La fessée est interdite en France

Le 2 juillet 2019, le Parlement adopte définitivement la « loi anti-fessée » en corrélation avec l'article 371 du code civil qui indique que l'autorité parentale doit s'exercer "sans violences physiques ou psychologiques". C'est la fin du droit de correction issu du XIXéme siècle.

Qu'en est il de la bonne vieille "trempe", "tarte", "baffe", beigne, "mandale", "calotte", etc...?

Du poncif ;"j'en ai reçu des fessées et je n'en suis pas mort!" et autres phrases types?

J'ai longtemps été favorable à cette forme de répression sur nos enfants afin de poser une limite physique, tout cela avec parcimonie bien sûr.

La vertu éducative d'une telle démarche a fonctionné des décennies durant.

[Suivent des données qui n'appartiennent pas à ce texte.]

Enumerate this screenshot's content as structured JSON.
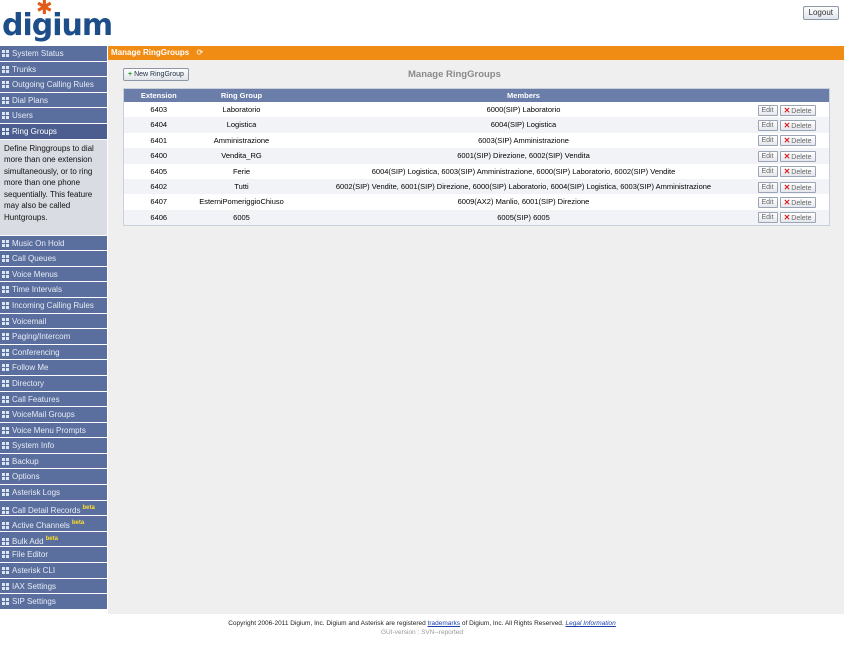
{
  "header": {
    "logo_text": "digium",
    "logout_label": "Logout"
  },
  "sidebar": {
    "items_before": [
      {
        "label": "System Status"
      },
      {
        "label": "Trunks"
      },
      {
        "label": "Outgoing Calling Rules"
      },
      {
        "label": "Dial Plans"
      },
      {
        "label": "Users"
      },
      {
        "label": "Ring Groups",
        "active": true
      }
    ],
    "description": "Define Ringgroups to dial more than one extension simultaneously, or to ring more than one phone sequentially. This feature may also be called Huntgroups.",
    "items_after": [
      {
        "label": "Music On Hold"
      },
      {
        "label": "Call Queues"
      },
      {
        "label": "Voice Menus"
      },
      {
        "label": "Time Intervals"
      },
      {
        "label": "Incoming Calling Rules"
      },
      {
        "label": "Voicemail"
      },
      {
        "label": "Paging/Intercom"
      },
      {
        "label": "Conferencing"
      },
      {
        "label": "Follow Me"
      },
      {
        "label": "Directory"
      },
      {
        "label": "Call Features"
      },
      {
        "label": "VoiceMail Groups"
      },
      {
        "label": "Voice Menu Prompts"
      },
      {
        "label": "System Info"
      },
      {
        "label": "Backup"
      },
      {
        "label": "Options"
      },
      {
        "label": "Asterisk Logs"
      },
      {
        "label": "Call Detail Records",
        "badge": "beta"
      },
      {
        "label": "Active Channels",
        "badge": "beta"
      },
      {
        "label": "Bulk Add",
        "badge": "beta"
      },
      {
        "label": "File Editor"
      },
      {
        "label": "Asterisk CLI"
      },
      {
        "label": "IAX Settings"
      },
      {
        "label": "SIP Settings"
      }
    ]
  },
  "main": {
    "bar_title": "Manage RingGroups",
    "new_button_label": "New RingGroup",
    "heading": "Manage RingGroups",
    "columns": [
      "Extension",
      "Ring Group",
      "Members"
    ],
    "edit_label": "Edit",
    "delete_label": "Delete",
    "rows": [
      {
        "extension": "6403",
        "ring_group": "Laboratorio",
        "members": "6000(SIP) Laboratorio"
      },
      {
        "extension": "6404",
        "ring_group": "Logistica",
        "members": "6004(SIP) Logistica"
      },
      {
        "extension": "6401",
        "ring_group": "Amministrazione",
        "members": "6003(SIP) Amministrazione"
      },
      {
        "extension": "6400",
        "ring_group": "Vendita_RG",
        "members": "6001(SIP) Direzione, 6002(SIP) Vendita"
      },
      {
        "extension": "6405",
        "ring_group": "Ferie",
        "members": "6004(SIP) Logistica, 6003(SIP) Amministrazione, 6000(SIP) Laboratorio, 6002(SIP) Vendite"
      },
      {
        "extension": "6402",
        "ring_group": "Tutti",
        "members": "6002(SIP) Vendite, 6001(SIP) Direzione, 6000(SIP) Laboratorio, 6004(SIP) Logistica, 6003(SIP) Amministrazione"
      },
      {
        "extension": "6407",
        "ring_group": "EsterniPomeriggioChiuso",
        "members": "6009(AX2) Manlio, 6001(SIP) Direzione"
      },
      {
        "extension": "6406",
        "ring_group": "6005",
        "members": "6005(SIP) 6005"
      }
    ]
  },
  "footer": {
    "copyright_prefix": "Copyright 2006-2011 Digium, Inc. Digium and Asterisk are registered",
    "trademarks_link": "trademarks",
    "copyright_suffix": "of Digium, Inc. All Rights Reserved.",
    "legal_link": "Legal Information",
    "gui_version": "GUI-version : SVN--reported"
  },
  "colors": {
    "nav_bg": "#5b6f9e",
    "accent_orange": "#f08b14",
    "table_header": "#6a7ea9",
    "logo_blue": "#1d4e89",
    "logo_star": "#e25a16"
  }
}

Fondée sur la peur d'une douleur physique certes, mais elle contribuait à fixer un cadre. n'est ce pas la crainte du gendarme qui nous aide à  respecter la loi?

Les temps ont changés, nous sommes en 2019. les sanctions sont devenues plus modernes. Tous nos enfants petits ou grands  ont accès aux écrans: tablettes, smartphones, ordinateurs, télévision, consoles de jeux. Et ils en sont très friands, voire dépendants.

Autant de sanctions potentielles qui évitent le châtiment corporel car finalement, s'en est un. L'avantage de jouer sur une frustration est de pouvoir mettre en place des mécanismes éducatifs.

En effet, la fessée est dans l'immédiateté, la douleur instantanée et la vexation de l'enfant aussi. Dans ce traditionnel cas de figure, on travaille sur la peur de la douleur physique. 

Avec la sanction d'une privation temporaire de tel ou tel écran, on fixe une durée à plus ou moins court ou moyen terme, permettant ainsi à l'enfant ou à l'adolescent de "digérer" sa transgression grâce à la frustration. Au moment ou les parents ont décidé de lui rendre l'accès à ses écrans, il peuvent alors lui demander pourquoi il en a été privé et ainsi avoir cune séquence de dialogue éducatif destiné à poser un cadre sans aucune violence physique.

Oui, en réfléchissant, j'ai effectivement changé d'avis.

Cette loi, d'après ce que j'ai compris, ne sera pas forcément accompagnée de sanctions répressives envers les parents mais a au moins le mérite de nous faire réfléchir. Comment expliquer à nos enfants que nous sommes contre toute forme de violence et être violents nous mêmes?

J'irai même plus loin en arguant le précepte suivant: comment leur inculquer la notion de respect si le couple éducatif lui en manque en touchant à son intégrité physique?

D'aucuns pourront protester contre cette loi, la rendre politique, dire non à la fessée et oui aux LBD (lanceurs de balles de défense qui ont mutilé tant de personnes ces derniers mois - désolé, je n'ai pas pu résister à cette analogie) , mais je pense que nous devons vivre avec notre époque et tous les moyens modernes mis à notre disposition, y compris les sanctions que nous offre notre ère empreinte de technologie à profusion.